Does larger (not too large) learning rates always converge faster?

Hello everyone!
I was playing around with optional lab : Feature scaling and learning rate, and I found something interesting.
There were two learning rates in the lab that worked for the given examples and they were able to converge. But the interesting part was that the cost function for the smaller learning rate actually decreased faster with a small number of iterations. So I increased the iterations by 100 times and then the cost function of the larger learning rate became smaller than the one of smaller learning rate.
So I was wondering, is there an example that if we have two learning rates that both converge, can smaller one converge faster?

Hello @Nima1313!

Welcome to our community!! It seems you were having fun, and from your description, you had actually discovered one such example, hadn’t you? It is completely possible that given the same number of iterations, a smaller learning rate can perform better than a larger learning rate even through they both converge.

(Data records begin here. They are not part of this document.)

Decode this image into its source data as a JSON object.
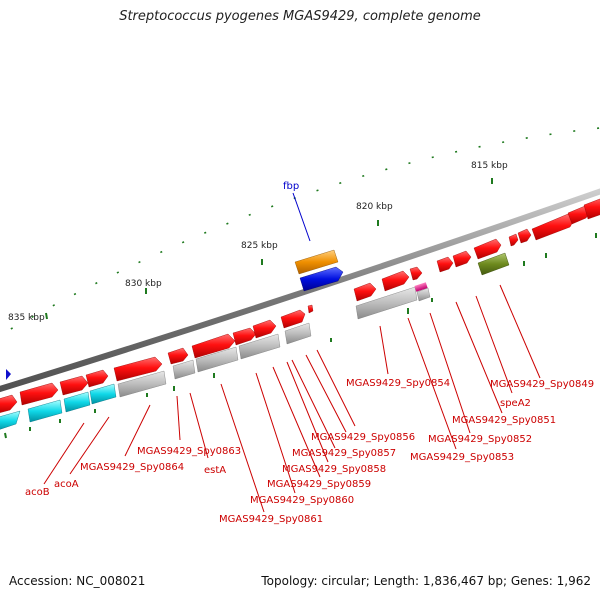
{
  "title": "Streptococcus pyogenes MGAS9429, complete genome",
  "footer": {
    "accession": "Accession: NC_008021",
    "summary": "Topology: circular; Length: 1,836,467 bp; Genes: 1,962"
  },
  "kbp_ticks": [
    "835 kbp",
    "830 kbp",
    "825 kbp",
    "820 kbp",
    "815 kbp"
  ],
  "feature_labels": {
    "fbp": "fbp",
    "Spy0849": "MGAS9429_Spy0849",
    "speA2": "speA2",
    "Spy0851": "MGAS9429_Spy0851",
    "Spy0852": "MGAS9429_Spy0852",
    "Spy0853": "MGAS9429_Spy0853",
    "Spy0854": "MGAS9429_Spy0854",
    "Spy0856": "MGAS9429_Spy0856",
    "Spy0857": "MGAS9429_Spy0857",
    "Spy0858": "MGAS9429_Spy0858",
    "Spy0859": "MGAS9429_Spy0859",
    "Spy0860": "MGAS9429_Spy0860",
    "Spy0861": "MGAS9429_Spy0861",
    "Spy0863": "MGAS9429_Spy0863",
    "estA": "estA",
    "Spy0864": "MGAS9429_Spy0864",
    "acoA": "acoA",
    "acoB": "acoB"
  },
  "colors": {
    "cds_forward": "#e00000",
    "cds_reverse_gray": "#b5b5b5",
    "acetoin_cyan": "#00d0e0",
    "fbp_orange": "#f08c00",
    "fbp_blue": "#0010e0",
    "speA2_magenta": "#e0108c",
    "olive": "#6e8a1e",
    "label_red": "#cc0000",
    "label_blue": "#0000cc",
    "tick_green": "#1f7a1f",
    "backbone": "#808080"
  }
}
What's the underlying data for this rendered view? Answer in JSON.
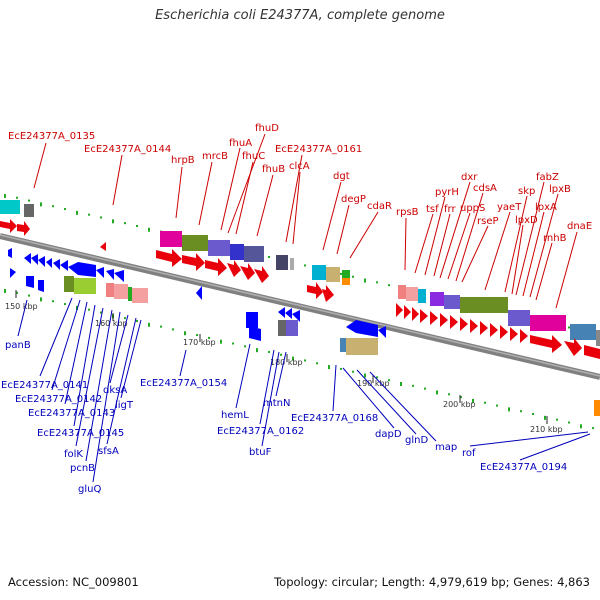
{
  "title": "Escherichia coli E24377A, complete genome",
  "footer": {
    "accession": "Accession: NC_009801",
    "topology": "Topology: circular; Length: 4,979,619 bp; Genes: 4,863"
  },
  "colors": {
    "forward_gene": "#e8000b",
    "reverse_gene": "#0000ff",
    "backbone": "#808080",
    "top_label": "#cc0000",
    "bottom_label": "#0000bb",
    "gc_tick": "#22aa22"
  },
  "ticks": [
    "150 kbp",
    "160 kbp",
    "170 kbp",
    "180 kbp",
    "190 kbp",
    "200 kbp",
    "210 kbp"
  ],
  "top_labels": [
    "EcE24377A_0135",
    "EcE24377A_0144",
    "hrpB",
    "mrcB",
    "fhuA",
    "fhuD",
    "fhuC",
    "fhuB",
    "EcE24377A_0161",
    "clcA",
    "dgt",
    "degP",
    "cdaR",
    "rpsB",
    "tsf",
    "pyrH",
    "frr",
    "dxr",
    "uppS",
    "cdsA",
    "rseP",
    "yaeT",
    "skp",
    "lpxD",
    "fabZ",
    "lpxA",
    "lpxB",
    "rnhB",
    "dnaE"
  ],
  "bottom_labels": [
    "panB",
    "EcE24377A_0141",
    "EcE24377A_0142",
    "EcE24377A_0143",
    "EcE24377A_0145",
    "folK",
    "pcnB",
    "gluQ",
    "dksA",
    "sfsA",
    "ligT",
    "EcE24377A_0154",
    "hemL",
    "EcE24377A_0162",
    "btuF",
    "mtnN",
    "EcE24377A_0168",
    "dapD",
    "glnD",
    "map",
    "rof",
    "EcE24377A_0194"
  ]
}
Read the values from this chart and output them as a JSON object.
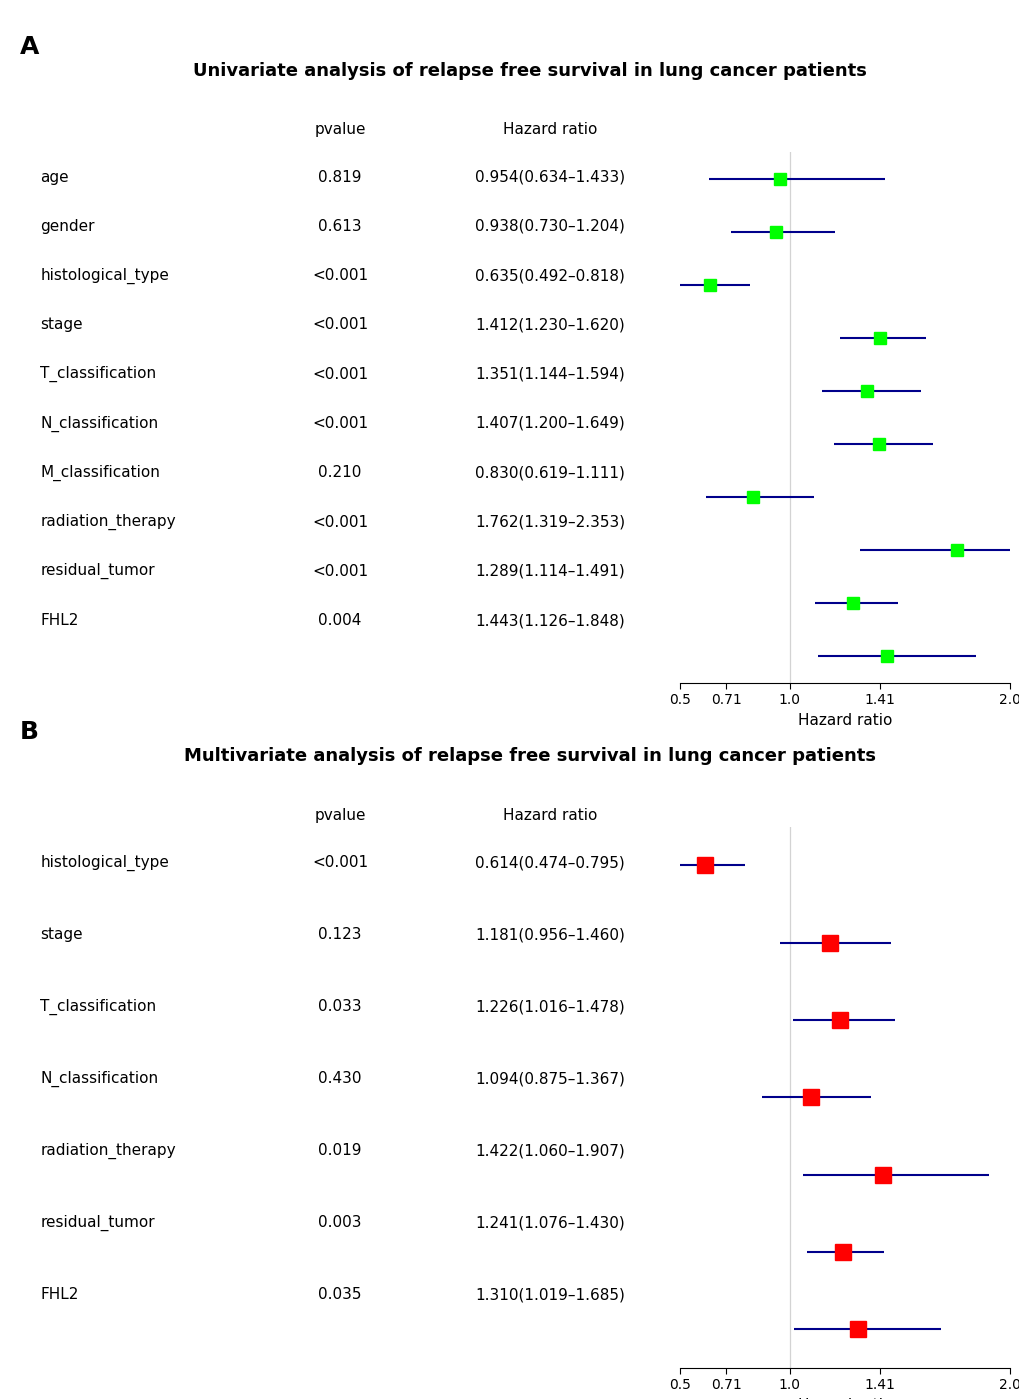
{
  "panel_A": {
    "title": "Univariate analysis of relapse free survival in lung cancer patients",
    "variables": [
      "age",
      "gender",
      "histological_type",
      "stage",
      "T_classification",
      "N_classification",
      "M_classification",
      "radiation_therapy",
      "residual_tumor",
      "FHL2"
    ],
    "pvalues": [
      "0.819",
      "0.613",
      "<0.001",
      "<0.001",
      "<0.001",
      "<0.001",
      "0.210",
      "<0.001",
      "<0.001",
      "0.004"
    ],
    "hr_labels": [
      "0.954(0.634–1.433)",
      "0.938(0.730–1.204)",
      "0.635(0.492–0.818)",
      "1.412(1.230–1.620)",
      "1.351(1.144–1.594)",
      "1.407(1.200–1.649)",
      "0.830(0.619–1.111)",
      "1.762(1.319–2.353)",
      "1.289(1.114–1.491)",
      "1.443(1.126–1.848)"
    ],
    "hr": [
      0.954,
      0.938,
      0.635,
      1.412,
      1.351,
      1.407,
      0.83,
      1.762,
      1.289,
      1.443
    ],
    "ci_low": [
      0.634,
      0.73,
      0.492,
      1.23,
      1.144,
      1.2,
      0.619,
      1.319,
      1.114,
      1.126
    ],
    "ci_high": [
      1.433,
      1.204,
      0.818,
      1.62,
      1.594,
      1.649,
      1.111,
      2.353,
      1.491,
      1.848
    ],
    "marker_color": "#00FF00",
    "line_color": "#00008B",
    "xlim": [
      0.5,
      2.0
    ],
    "xticks": [
      0.5,
      0.71,
      1.0,
      1.41,
      2.0
    ],
    "xlabel": "Hazard ratio",
    "ref_line": 1.0
  },
  "panel_B": {
    "title": "Multivariate analysis of relapse free survival in lung cancer patients",
    "variables": [
      "histological_type",
      "stage",
      "T_classification",
      "N_classification",
      "radiation_therapy",
      "residual_tumor",
      "FHL2"
    ],
    "pvalues": [
      "<0.001",
      "0.123",
      "0.033",
      "0.430",
      "0.019",
      "0.003",
      "0.035"
    ],
    "hr_labels": [
      "0.614(0.474–0.795)",
      "1.181(0.956–1.460)",
      "1.226(1.016–1.478)",
      "1.094(0.875–1.367)",
      "1.422(1.060–1.907)",
      "1.241(1.076–1.430)",
      "1.310(1.019–1.685)"
    ],
    "hr": [
      0.614,
      1.181,
      1.226,
      1.094,
      1.422,
      1.241,
      1.31
    ],
    "ci_low": [
      0.474,
      0.956,
      1.016,
      0.875,
      1.06,
      1.076,
      1.019
    ],
    "ci_high": [
      0.795,
      1.46,
      1.478,
      1.367,
      1.907,
      1.43,
      1.685
    ],
    "marker_color": "#FF0000",
    "line_color": "#00008B",
    "xlim": [
      0.5,
      2.0
    ],
    "xticks": [
      0.5,
      0.71,
      1.0,
      1.41,
      2.0
    ],
    "xlabel": "Hazard ratio",
    "ref_line": 1.0
  },
  "bg_color": "#FFFFFF",
  "text_color": "#000000",
  "var_fontsize": 11,
  "title_fontsize": 13,
  "tick_fontsize": 10,
  "header_fontsize": 11,
  "panel_label_fontsize": 18
}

You have cleverly excluded the “too large” case, but if we do a thought experiment by considering a “pretty large” case that it is marginally converging (meaning that if it is a little bit larger, then it diverges), then it will still have a pretty hard time converging to an optimum because it is still pretty large. Well, I am too lazy to actually carry out the real experiment, but again, from your description, you have found that.

Keep trying, and cheers,
Raymond

1 Like

Hello @Nima1313

Since you are on an adventure, there is 1 more thing you could look at.

As per your experiment the smaller learning rate case has converged faster than the larger learning rate case - I assume this is what you saw.

If so, you should check out if the case with higher learning rate is bouncing around - This can be verified by checking if the derivative is changing sign for each update/iteration.